Financial planning is a vital aspect of every individual in order to fulfill their long-term as well as short-term goals & objectives. If an individual does not possess the appropriate financial plan, then he might end up with a financial crisis in the future. In order to avoid such instances, an individual should plan his finances and review them frequently. If one wants to earn optimum returns along with lower risk, he should adequately allocate corpus across various asset classes. There are different asset classes like equities, bonds, real estate, cash, and even foreign investments, etc. Asset allocation is the key to portfolio returns and hence, it is of paramount importance.  

The asset allocation decision involves deciding the percentage of investible funds to be placed in stocks, bonds, and cash equivalents. These percentages are decided on the basis of the risk appetite and the goals of the investors. Age is also one of the essential factors. Investors with a higher risk appetite will have a higher proportion of equity and a lower proportion of fixed income instruments and debt. On the other hand, investors with a lower risk appetite will allocate a higher proportion of his portfolio towards debt and a lower proportion towards equity. The basic principle behind age-based asset allocation is that as age increases, risk reduces.  

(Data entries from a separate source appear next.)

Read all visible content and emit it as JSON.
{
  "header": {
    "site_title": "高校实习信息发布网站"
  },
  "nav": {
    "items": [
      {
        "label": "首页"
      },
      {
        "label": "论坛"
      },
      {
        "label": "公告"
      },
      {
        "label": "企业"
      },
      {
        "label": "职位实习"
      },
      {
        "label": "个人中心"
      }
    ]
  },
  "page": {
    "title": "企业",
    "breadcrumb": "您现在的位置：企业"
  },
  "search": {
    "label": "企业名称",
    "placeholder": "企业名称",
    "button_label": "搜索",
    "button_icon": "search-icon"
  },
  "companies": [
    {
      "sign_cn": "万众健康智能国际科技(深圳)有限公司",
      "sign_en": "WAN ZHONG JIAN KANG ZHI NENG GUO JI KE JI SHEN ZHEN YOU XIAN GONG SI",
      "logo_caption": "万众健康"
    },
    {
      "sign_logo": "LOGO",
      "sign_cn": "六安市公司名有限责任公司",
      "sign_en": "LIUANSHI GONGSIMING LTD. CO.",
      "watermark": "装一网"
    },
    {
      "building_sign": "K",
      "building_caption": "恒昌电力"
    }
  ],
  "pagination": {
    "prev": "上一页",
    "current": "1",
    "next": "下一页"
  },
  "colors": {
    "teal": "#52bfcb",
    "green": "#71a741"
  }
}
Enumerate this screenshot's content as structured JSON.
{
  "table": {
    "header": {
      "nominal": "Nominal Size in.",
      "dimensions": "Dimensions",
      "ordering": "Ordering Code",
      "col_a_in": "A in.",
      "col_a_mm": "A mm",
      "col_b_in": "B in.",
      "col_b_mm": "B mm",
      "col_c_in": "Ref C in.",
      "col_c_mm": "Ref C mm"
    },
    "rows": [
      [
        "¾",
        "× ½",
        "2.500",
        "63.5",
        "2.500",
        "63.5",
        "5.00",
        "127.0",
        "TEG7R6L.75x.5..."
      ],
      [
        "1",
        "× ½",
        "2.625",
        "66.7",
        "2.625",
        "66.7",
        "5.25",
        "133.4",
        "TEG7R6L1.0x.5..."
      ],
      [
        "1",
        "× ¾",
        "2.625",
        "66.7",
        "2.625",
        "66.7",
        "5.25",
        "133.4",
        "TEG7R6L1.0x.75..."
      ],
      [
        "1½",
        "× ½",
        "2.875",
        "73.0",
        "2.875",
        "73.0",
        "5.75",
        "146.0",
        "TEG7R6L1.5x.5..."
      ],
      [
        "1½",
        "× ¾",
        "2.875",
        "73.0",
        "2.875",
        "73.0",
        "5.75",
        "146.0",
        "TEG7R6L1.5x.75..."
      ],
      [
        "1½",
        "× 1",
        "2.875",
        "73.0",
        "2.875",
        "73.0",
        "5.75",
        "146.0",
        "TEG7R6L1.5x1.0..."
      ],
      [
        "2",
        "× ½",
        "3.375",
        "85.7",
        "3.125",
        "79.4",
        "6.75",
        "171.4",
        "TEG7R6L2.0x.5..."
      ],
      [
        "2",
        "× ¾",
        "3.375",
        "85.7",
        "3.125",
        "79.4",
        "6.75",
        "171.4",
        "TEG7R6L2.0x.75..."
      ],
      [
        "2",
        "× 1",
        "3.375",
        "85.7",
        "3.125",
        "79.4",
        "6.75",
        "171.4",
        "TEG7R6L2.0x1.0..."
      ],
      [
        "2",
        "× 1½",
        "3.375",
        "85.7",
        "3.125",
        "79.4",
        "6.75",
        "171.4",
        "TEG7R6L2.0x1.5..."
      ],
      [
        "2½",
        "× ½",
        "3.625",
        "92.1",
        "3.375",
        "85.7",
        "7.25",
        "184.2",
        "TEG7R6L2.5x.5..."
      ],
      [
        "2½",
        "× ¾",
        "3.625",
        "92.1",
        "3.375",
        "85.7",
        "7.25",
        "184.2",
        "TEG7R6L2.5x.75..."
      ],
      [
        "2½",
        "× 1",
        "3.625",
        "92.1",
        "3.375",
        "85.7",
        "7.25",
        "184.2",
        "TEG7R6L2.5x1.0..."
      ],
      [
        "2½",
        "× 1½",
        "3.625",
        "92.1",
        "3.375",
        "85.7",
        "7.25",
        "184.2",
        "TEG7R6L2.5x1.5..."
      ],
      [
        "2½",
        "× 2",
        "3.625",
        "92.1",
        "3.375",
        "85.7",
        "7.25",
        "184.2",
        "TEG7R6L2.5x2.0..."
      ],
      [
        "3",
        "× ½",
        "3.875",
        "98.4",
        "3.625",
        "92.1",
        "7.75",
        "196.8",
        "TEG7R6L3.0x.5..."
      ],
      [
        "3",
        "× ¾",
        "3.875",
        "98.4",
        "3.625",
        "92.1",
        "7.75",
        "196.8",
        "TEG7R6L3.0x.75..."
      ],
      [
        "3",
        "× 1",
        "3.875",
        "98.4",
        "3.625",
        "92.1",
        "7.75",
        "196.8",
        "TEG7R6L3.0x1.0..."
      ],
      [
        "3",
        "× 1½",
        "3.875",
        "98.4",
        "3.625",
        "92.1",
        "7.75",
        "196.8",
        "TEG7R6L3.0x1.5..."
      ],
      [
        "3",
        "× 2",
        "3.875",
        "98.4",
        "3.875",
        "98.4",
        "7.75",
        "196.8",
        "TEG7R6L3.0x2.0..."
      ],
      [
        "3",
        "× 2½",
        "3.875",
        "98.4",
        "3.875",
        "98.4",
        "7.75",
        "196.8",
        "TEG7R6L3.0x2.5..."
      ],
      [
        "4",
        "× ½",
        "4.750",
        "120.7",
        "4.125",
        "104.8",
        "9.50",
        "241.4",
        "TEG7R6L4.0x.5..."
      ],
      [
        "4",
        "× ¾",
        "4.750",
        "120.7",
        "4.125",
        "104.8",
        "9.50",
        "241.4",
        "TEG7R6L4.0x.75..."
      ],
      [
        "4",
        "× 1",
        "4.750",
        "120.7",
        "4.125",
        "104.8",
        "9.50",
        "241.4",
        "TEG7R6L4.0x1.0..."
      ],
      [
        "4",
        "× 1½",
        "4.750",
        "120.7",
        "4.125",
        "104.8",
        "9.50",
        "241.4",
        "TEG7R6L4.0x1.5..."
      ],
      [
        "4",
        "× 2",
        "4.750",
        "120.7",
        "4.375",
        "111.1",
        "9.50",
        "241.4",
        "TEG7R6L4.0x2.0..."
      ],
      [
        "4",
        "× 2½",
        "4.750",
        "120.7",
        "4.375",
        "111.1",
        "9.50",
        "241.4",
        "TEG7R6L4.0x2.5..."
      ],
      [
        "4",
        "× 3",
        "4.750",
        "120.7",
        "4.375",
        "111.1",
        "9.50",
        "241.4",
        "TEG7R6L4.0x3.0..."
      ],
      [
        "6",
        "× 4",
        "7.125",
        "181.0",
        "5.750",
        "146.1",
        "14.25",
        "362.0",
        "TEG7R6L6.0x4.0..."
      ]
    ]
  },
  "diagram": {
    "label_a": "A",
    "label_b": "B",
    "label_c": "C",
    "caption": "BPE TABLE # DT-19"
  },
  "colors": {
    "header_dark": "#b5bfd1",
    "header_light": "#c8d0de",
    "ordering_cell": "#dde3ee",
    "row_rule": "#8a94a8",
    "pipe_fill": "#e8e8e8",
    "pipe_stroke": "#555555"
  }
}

Mutual funds offer a variety of schemes, where investors can allocate their corpus across various asset classes. Investors with higher risk tolerance can invest a maximum portion of their portfolio towards equity while the remaining towards debt and other instruments in order to have stability in the portfolio & vice versa. Even aggressive investors should have some exposure to debt-related instruments as the aim is to have optimised returns. If the market falls, then the debt portion of the portfolio will act as a cushion and not affect your portfolio adversely. You can rebalance your portfolio as & when required. If equity markets are falling and not delivering returns as per your expectation, then you can allocate a higher proportion towards debt. Same way, as your age increases, you can reduce the exposure of equity and increase the proportion of debt.  

Asset allocation across various life stages of individual:  

Life Stages

Early Career Stage

Middle age and Pre-retirement

Retirement

Risk Appetite

High

Moderate

Low

Risk profile

Aggressive

Moderate

Conservative

Equity exposure

High

Moderate / Low

Low

Debt exposure

Low

Moderate / High

High

Liquid Investment exposure

Low

Moderate / High

High

The above table and graph depict the risk capacity of an individual in relation with his age. These are data are just for representation these are not recommendation as investment and risk appetite of investor varies from individual to individual. After deciding the proportion of the investments vehicles then they can further invest in sub-categories of the same. For instance, if you are investing 65% of portfolio towards equity then you can invest further in sub-categories of equity scheme such as large-cap, mid-cap, small-cap fund, etc. or direct equity.